Fusion centers, why do we distrust you so? Let me count the ways:

  • Ambiguous lines of authority. Who is the boss of you exactly? So many jurisdictions and no clear lines of authority make us nervous.
  • Private Sector Participants. You’re BFF with those guys. Using private-sector companies and corporations to get information about me makes me worry about who has access to that information. And, frankly, it only makes me like you less.
  • Military Participation. Ever hear of Posse Comitatus?
  • Data Fusion = Data Mining. A lot of hay means a lot of ways to sift through that hay and a lot of hay sifters sifting through that hay. Listen. Bottom line — enough with the hay. You are data mining. Knock it off.
  • Excessive Secrecy. You keep telling me to trust you baby, but you’re always keeping secrets. Without oversight and uniform guidelines that means no real rules and that doesn’t work when you’ve got our information at your fingertips.

In fact, it has already resulted in information theft at Camp Pendleton, Calif.. Check out that link then tell me you’re going to sleep ok tonight knowing police officers and military personnel conspired to steal personal information, transferred it across country and housed in a storage locker in Manassas, Va. A storage locker in Manassas…

Some of you may have heard of the great work done by our Maryland affiliate in the realm of domestic spying. After filing a Freedom of Information Act lawsuit, our colleagues in Maryland received documents outlining the infiltration of nonviolent peace groups and anti-death penalty groups by police officers. Gross. (P.S. Virginia, if you wanted to file your own FOIA on fusion centers you’re too late. Kthxbai!!!!)

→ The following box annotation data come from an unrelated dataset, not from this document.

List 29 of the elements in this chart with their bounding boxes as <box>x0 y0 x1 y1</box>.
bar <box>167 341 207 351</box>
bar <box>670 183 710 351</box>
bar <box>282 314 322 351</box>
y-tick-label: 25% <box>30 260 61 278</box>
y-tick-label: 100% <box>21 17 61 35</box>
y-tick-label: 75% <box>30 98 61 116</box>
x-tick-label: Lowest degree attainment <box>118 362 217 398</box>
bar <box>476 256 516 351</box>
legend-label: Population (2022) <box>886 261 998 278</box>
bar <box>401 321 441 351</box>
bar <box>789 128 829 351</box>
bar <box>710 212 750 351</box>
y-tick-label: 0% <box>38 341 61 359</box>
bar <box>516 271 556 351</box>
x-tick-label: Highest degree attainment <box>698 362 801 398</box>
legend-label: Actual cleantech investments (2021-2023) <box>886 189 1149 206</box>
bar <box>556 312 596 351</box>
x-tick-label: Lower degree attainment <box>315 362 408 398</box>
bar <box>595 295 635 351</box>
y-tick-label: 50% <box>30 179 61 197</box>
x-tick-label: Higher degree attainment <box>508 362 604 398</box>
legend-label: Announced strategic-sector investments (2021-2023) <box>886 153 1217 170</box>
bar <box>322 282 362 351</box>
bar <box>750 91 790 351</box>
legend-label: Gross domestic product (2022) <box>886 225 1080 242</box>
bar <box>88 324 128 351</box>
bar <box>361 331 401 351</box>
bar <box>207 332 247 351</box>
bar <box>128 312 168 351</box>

Here’s the creepiest part. Fusion centers aren’t just a mystery to us, they’re a mystery to the people running them, the people working in them and the people’s whose information is stored within them. Forget about the left hand, the right hand doesn’t know what any other part of the body is doing. There needs to be strict oversight. There need to be structured, uniform and comprehensive guidelines that protect our sensitive information. Or we’ll likely find it in a storage locker in Manassas.